Side tip: if your wood has been affected by weathering and mould (like it’s black where the damage is), wet mould wood is black. Fully dry mouldy wood is grey. Dry weathered wood will have a grey, powdered look. You’ll need to be patient – as the wood dries on top, moisture from deeper in the wood will gradually come to the top. You can speed up the process by leaving the paddle somewhere warm and dry, but don’t leave it in full sun or any carbon fibre in the paddle will be ruined if it’s allowed to reach 85 degrees celcius. Don’t be tempted to use a hairdryer, it doesn’t really speed things up to much, unless you’re willing to stand there for 2 hours, blowing on the wood with low heat. If your wood is in great condition, then you’ll have to rely on touch. But the wood is less porous than weathered wood, so if it’s touch dry, it’s dry.

Water got on the paddle as it was drying

Rare, but well, beginners make mistakes. The first is that you flicked water onto the paddle as you were washing the brushes. If it’s this early on, and the water stayed on, your varnish may dry milky. Remove and reapply. See earlier sections regarding how.

The second is if the wood is touch try. When this happens, your varnish may look wavy. This is because varnish is not necessarily a consistent liquid, and bits dry at different speeds. When moisture gets on it, fully-dried areas are unaffected (as it is now waterproof), and still-wet areas absorb and expands. Sand down, and depending on your visual requirement, repaint.

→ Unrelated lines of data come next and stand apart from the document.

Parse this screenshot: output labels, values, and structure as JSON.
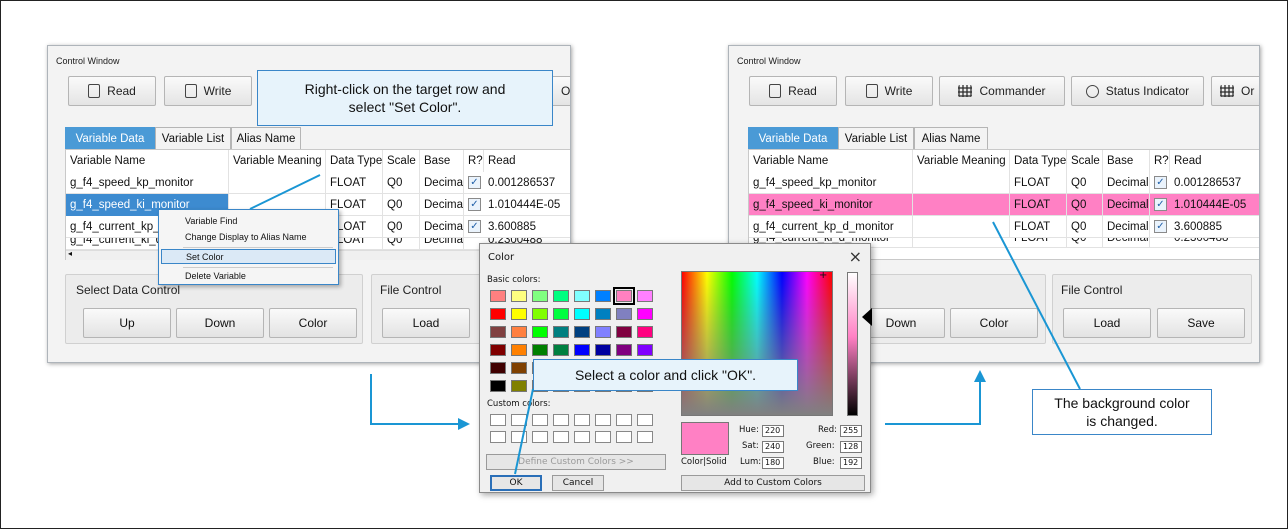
{
  "left": {
    "title": "Control Window",
    "toolbar": {
      "read": "Read",
      "write": "Write",
      "partial": "Or"
    },
    "tabs": [
      "Variable Data",
      "Variable List",
      "Alias Name"
    ],
    "columns": [
      "Variable Name",
      "Variable Meaning",
      "Data Type",
      "Scale",
      "Base",
      "R?",
      "Read"
    ],
    "rows": [
      {
        "name": "g_f4_speed_kp_monitor",
        "type": "FLOAT",
        "scale": "Q0",
        "base": "Decimal",
        "read": "0.001286537"
      },
      {
        "name": "g_f4_speed_ki_monitor",
        "type": "FLOAT",
        "scale": "Q0",
        "base": "Decimal",
        "read": "1.010444E-05"
      },
      {
        "name": "g_f4_current_kp_d_monitor",
        "type": "FLOAT",
        "scale": "Q0",
        "base": "Decimal",
        "read": "3.600885"
      },
      {
        "name": "g_f4_current_ki_d_monitor",
        "type": "FLOAT",
        "scale": "Q0",
        "base": "Decimal",
        "read": "0.2300488"
      }
    ],
    "select_group": {
      "label": "Select Data Control",
      "up": "Up",
      "down": "Down",
      "color": "Color"
    },
    "file_group": {
      "label": "File Control",
      "load": "Load"
    }
  },
  "context_menu": [
    "Variable Find",
    "Change Display to Alias Name",
    "Set Color",
    "Delete Variable"
  ],
  "callout_left": "Right-click on the target row and select \"Set Color\".",
  "callout_mid": "Select a color and click \"OK\".",
  "callout_right": "The background color is changed.",
  "right": {
    "title": "Control Window",
    "toolbar": {
      "read": "Read",
      "write": "Write",
      "commander": "Commander",
      "status": "Status Indicator",
      "partial": "Or"
    },
    "tabs": [
      "Variable Data",
      "Variable List",
      "Alias Name"
    ],
    "columns": [
      "Variable Name",
      "Variable Meaning",
      "Data Type",
      "Scale",
      "Base",
      "R?",
      "Read"
    ],
    "file_group": {
      "label": "File Control",
      "load": "Load",
      "save": "Save"
    },
    "buttons": {
      "down": "Down",
      "color": "Color"
    },
    "highlight_color": "#ff80c4"
  },
  "dialog": {
    "title": "Color",
    "basic_label": "Basic colors:",
    "custom_label": "Custom colors:",
    "define_btn": "Define Custom Colors >>",
    "ok": "OK",
    "cancel": "Cancel",
    "add_btn": "Add to Custom Colors",
    "color_solid": "Color|Solid",
    "hue_label": "Hue:",
    "hue": "220",
    "sat_label": "Sat:",
    "sat": "240",
    "lum_label": "Lum:",
    "lum": "180",
    "red_label": "Red:",
    "red": "255",
    "green_label": "Green:",
    "green": "128",
    "blue_label": "Blue:",
    "blue": "192",
    "close_glyph": "×",
    "basic_colors": [
      "#ff8080",
      "#ffff80",
      "#80ff80",
      "#00ff80",
      "#80ffff",
      "#0080ff",
      "#ff80c0",
      "#ff80ff",
      "#ff0000",
      "#ffff00",
      "#80ff00",
      "#00ff40",
      "#00ffff",
      "#0080c0",
      "#8080c0",
      "#ff00ff",
      "#804040",
      "#ff8040",
      "#00ff00",
      "#008080",
      "#004080",
      "#8080ff",
      "#800040",
      "#ff0080",
      "#800000",
      "#ff8000",
      "#008000",
      "#008040",
      "#0000ff",
      "#0000a0",
      "#800080",
      "#8000ff",
      "#400000",
      "#804000",
      "#004000",
      "#004040",
      "#000080",
      "#000040",
      "#400040",
      "#400080",
      "#000000",
      "#808000",
      "#808040",
      "#808080",
      "#408080",
      "#c0c0c0",
      "#400040",
      "#ffffff"
    ]
  }
}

Next layer applied too soon

This only really happens if you painted a layer quite thick. It’s like the second symptom in the section above. When a new coat of varnish is applied to a surface that appears dry and is not fully dry, different minute sections of the surface interacts, and expands, differently to the solvents in the new varnish. Sand down, and depending on your visual requirement, repaint.

Wood absorbed all the varnish

And it looks like you’ve barely painted it. It clearly looks like you’ve varnished it, but all the wood structure is still showing though.